T-regulatory (TR) cells expressing cytotoxic T lymphocyte-associated antigen-4 (CTLA-4) maintain peripheral immune tolerance and negatively affect host immune responses against cancer. The immunobiologic effects of ticilimumab, a human monoclonal antibody against CTLA-4, was administered to patients with metastatic melanoma who participated in a Phase I/II clinical trial. Thirty patients who received ticilimumab at a dose of 10 mg/kg monthly (n=20) or 15 mg/kg every 3 months (n=10) were studied at study entry and at 14-day intervals thereafter to assess lymphocyte immunophenotypes, interleukin (IL)-2 and IL-10 production, and the expression of TR-related genes in peripheral blood mononuclear cells (PBMC) from a subset of patients was studied by real-time polymerase chain reaction. Four of 12 patients with immune-related adverse events (IRAE) attained objective antitumor responses (ATR), whereas only 1 of 18 patients without IRAE attained ATR (chi2=4.0; P=.0455). Patients with ATR had significant reductions in T(R) cells and constitutive IL-10 production accompanied by a significant increase in IL-2 production by activated T cells.
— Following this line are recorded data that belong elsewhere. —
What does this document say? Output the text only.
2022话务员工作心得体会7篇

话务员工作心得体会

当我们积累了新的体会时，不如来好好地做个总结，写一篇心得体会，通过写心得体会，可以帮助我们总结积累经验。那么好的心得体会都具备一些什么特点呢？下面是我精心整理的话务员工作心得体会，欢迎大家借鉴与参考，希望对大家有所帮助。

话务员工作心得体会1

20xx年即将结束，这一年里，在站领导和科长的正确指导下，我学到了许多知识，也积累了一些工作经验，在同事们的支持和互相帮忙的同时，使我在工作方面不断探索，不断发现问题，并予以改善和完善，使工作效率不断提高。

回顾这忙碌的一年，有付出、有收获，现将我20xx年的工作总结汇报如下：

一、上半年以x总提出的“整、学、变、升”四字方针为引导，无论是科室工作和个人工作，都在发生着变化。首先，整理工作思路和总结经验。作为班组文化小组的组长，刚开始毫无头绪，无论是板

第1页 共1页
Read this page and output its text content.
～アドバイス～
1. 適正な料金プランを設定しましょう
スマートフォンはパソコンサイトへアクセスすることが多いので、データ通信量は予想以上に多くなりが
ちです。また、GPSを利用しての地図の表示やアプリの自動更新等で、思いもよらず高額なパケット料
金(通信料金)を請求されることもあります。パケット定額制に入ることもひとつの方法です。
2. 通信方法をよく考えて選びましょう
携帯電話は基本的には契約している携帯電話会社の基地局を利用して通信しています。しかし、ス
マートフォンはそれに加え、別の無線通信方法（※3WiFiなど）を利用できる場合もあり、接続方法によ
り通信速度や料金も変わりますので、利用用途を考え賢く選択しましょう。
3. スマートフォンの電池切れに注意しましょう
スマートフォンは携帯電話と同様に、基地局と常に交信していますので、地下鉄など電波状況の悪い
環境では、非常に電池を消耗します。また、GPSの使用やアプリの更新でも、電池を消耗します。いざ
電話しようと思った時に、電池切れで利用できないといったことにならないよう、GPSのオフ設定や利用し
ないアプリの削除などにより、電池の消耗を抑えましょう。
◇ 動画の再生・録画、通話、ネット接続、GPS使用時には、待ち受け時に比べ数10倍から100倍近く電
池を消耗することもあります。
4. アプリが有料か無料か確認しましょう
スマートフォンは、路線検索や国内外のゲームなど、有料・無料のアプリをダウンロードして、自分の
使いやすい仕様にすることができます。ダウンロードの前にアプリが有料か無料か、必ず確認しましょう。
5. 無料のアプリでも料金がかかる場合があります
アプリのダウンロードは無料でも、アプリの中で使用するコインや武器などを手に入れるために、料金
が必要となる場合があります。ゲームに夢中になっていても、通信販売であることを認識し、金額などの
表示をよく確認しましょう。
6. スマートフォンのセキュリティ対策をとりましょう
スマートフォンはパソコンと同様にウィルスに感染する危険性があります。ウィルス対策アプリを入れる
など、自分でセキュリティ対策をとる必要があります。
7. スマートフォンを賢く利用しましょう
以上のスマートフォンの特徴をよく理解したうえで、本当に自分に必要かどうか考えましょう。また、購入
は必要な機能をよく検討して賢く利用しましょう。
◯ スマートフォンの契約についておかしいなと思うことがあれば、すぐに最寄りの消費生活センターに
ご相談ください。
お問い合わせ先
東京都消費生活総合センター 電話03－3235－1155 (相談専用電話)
Although IRAE+/ATR+ patients demonstrated a positive correlation between CTLA-4 and glucocorticoid-induced tumor necrosis factor receptor (GITR) transcripts (Spearman rho=.522; P=.015), IRAE-/ATR- patients had a positive correlation between the transcripts of CTLA-4 and program death-1 (PD-1) receptor (Spearman rho=.891; P=.000). Antitumor responses in patients with metastatic melanoma who were treated with ticilimumab were found to be correlated with reductions in TR cells and constitutive secretion of IL-10, an increase in IL-2 production, and a positive correlation between transcripts of CTLA-4 and GITR. Conversely, a lack of ATR was found to be correlated with steady levels of TR cells and constitutive IL-10 secretion, and a positive correlation between the transcripts of CTLA-4 and PD-1.